Embora no dia 8 de maio um decreto estadual sancionado pelo Governador Reinaldo Azambuja (PSDB) tenha autorizado o funcionamento de templos religiosos em meio a quarentena ao incluí-los na lista de ‘atividades essenciais’, algumas igrejas de Campo Grande permaneceram operando virtualmente. Nas que voltaram às atividades segue a necessidade de respeitar as orientações das autoridades sanitárias, como o distanciamento mínimo de um metro e meio, uso de máscaras caseiras ou artesanais e o uso de álcool em gel.

A importância de reunir

A vida social é uma necessidade para o homem, pois existir politicamente é permanecer de forma solidária com outros seres semelhantes. Assim, é natural do ser humano estar em busca de algo ou alguém para acreditar, seguir, conviver e se associar. “O convívio dos seus semelhantes lhe é tão imprescindível como ao peixe a água, aos pássaros a liberdade dos ares”, citou o filósofo e sacerdote Leonel Franca, no livro A psicologia da fé e o problema de Deus. Por isso, para que se torne plenamente humano é preciso se conservar em comunidade.

Assim, o ser humano busca maneiras de satisfazer as necessidades materiais indispensáveis à manutenção da própria existência, exercendo influência sobre as esferas da vida social, como a religião, cultura, instituições políticas e outros.

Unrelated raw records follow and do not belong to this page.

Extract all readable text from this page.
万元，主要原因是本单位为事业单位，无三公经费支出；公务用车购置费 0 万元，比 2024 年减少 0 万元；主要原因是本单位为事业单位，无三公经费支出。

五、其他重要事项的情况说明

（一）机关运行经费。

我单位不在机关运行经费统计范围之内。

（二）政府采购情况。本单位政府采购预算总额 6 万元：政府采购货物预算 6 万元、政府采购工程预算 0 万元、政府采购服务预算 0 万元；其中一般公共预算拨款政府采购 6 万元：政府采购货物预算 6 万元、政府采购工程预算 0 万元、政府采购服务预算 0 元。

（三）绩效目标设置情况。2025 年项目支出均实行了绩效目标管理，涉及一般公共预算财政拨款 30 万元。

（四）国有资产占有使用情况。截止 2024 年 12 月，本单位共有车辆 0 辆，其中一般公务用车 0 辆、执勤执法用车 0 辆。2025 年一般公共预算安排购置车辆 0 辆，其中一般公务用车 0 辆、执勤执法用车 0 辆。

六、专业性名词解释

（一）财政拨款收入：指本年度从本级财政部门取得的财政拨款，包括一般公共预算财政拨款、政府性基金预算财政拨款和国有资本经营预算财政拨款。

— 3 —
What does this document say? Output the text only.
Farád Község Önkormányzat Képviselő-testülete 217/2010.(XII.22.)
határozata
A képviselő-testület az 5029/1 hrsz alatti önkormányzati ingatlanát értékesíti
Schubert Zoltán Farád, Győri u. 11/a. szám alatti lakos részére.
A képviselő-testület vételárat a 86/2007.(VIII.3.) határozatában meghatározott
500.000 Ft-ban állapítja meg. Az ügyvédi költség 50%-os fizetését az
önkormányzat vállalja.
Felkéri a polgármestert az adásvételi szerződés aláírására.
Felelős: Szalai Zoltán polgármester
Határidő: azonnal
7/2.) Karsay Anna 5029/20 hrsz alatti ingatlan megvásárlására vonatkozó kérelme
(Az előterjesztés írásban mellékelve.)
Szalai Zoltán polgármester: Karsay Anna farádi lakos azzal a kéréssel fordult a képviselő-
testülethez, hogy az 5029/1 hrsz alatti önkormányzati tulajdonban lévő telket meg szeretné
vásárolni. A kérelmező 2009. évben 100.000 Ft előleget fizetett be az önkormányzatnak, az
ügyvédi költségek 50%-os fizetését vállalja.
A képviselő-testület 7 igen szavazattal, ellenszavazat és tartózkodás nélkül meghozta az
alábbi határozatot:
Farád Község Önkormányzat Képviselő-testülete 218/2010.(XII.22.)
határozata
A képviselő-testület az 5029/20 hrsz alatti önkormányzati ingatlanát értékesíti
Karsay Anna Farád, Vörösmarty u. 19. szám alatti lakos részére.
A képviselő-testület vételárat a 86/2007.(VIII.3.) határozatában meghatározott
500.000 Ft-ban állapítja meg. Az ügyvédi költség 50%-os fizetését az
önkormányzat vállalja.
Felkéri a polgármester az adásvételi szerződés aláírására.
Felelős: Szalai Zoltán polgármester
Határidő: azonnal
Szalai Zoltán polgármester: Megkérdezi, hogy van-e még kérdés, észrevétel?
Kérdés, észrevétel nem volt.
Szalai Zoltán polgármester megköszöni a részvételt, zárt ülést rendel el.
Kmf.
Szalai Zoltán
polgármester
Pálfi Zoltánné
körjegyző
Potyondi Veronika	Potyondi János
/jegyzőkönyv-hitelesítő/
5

As crenças e valores religiosos podem influenciar na conduta do indivíduo em sociedade. Antes do surgimento do cristianismo as religiões não monoteístas – ou politeístas, por acreditarem em diversos deuses –, denominadas pelos cristãos como pagãs, já faziam reuniões em seus próprios templos. “O termo ‘pagão’ ficou ligado a um olhar negativo por séculos e ainda hoje muitas pessoas estranham o conceito. Na atualidade o Paganismo ou Neo-Paganismo é um conjunto de crenças espirituais que estão ligadas por laços étnicos, filosóficos, culturais, religiosos e sócio-históricos que não são judaico-cristãos, não querendo dizer que sejam um contraponto – o que muitas vezes causa confusão”, explicou Hugo Gondim. 

Além do Druidismo Moderno, ligado à cultura e religião dos povos celtas, o Xamanismo, vinculado a tradições de povos indígenas do mundo inteiro e o Hinduísmo, plenamente vivo há séculos na Índia, estão entre as religiões pagãs conhecidas. Gondim acrescenta que as tradições pagãs podem ser consideradas as visões religiosas mais antigas do mundo.

Hugo Gondim explica que é um
druida solitário, mas ainda assim
sempre está em contato com
colegas para que possa
compartilhar ideias, músicas,
textos, rituais ou dúvidas.

Foto: Joab Nascimento

Hugo Gondim ainda explica que “orações, festividades sagradas, reuniões, banquetes, danças, leituras, experiências meditativas”, a maioria delas realizada em grupo são, “de forma simplificada, ‘receitas’ para alcançar o sagrado na sua experiência com o outro e o mundo ao redor”. No entanto, existem alguns fiéis que praticam cultos restritos a seus ambientes familiares, como os druidas. Mas mesmo eles também precisam estar em contato com o outro, via internet para, por exemplo, aprender, entender e compartilhar ensinamentos.

As religiões cristãs tendem para a vivência de reuniões coletivas, seja em pequenos ou grandes grupos. Nelas há a adoração coletiva, a comunhão e o ensino por meio da Bíblia, elementos que conduzem os fiéis a aprenderem e compartilharem o que é ensinado. O pastor José Paulo explica que “quanto maior o grupo melhor a possibilidade de você ter aprofundamento, tanto na vida secular, experiências, contato com pessoas, como no crescimento espiritual, bíblico e compreensão do que Deus está fazendo por você e você está fazendo pelo outro”.

Em sua chegada a Campo Grande as religiões afro-brasileiras tinham reuniões com números pequenos de pessoas. No entanto, com o aumento da procura por esses ritos, houve o acréscimo no número de fiéis, resultando em reuniões com maior público, o que é fundamental para o acolhimento, aproximação, sensações presentes, contato social e a possibilidade de troca de energia. “A umbanda não é só colocar o branco ou dizer que é, mas o sentir. E nos faz de alguma forma buscarmos sermos melhores todos os dias e nos lapidarmos, com um grau de importância extremamente alto. Pois é nosso reduto, porto seguro, nosso chão, nossa religação, conexão, tudo aquilo que possa oferecer nossa evolução, amparo e ajuda a nossa comunidade e aos consulentes que confiam em nós”, conclui o dirigente do templo Umbanda, Luís Otávio Mongelli.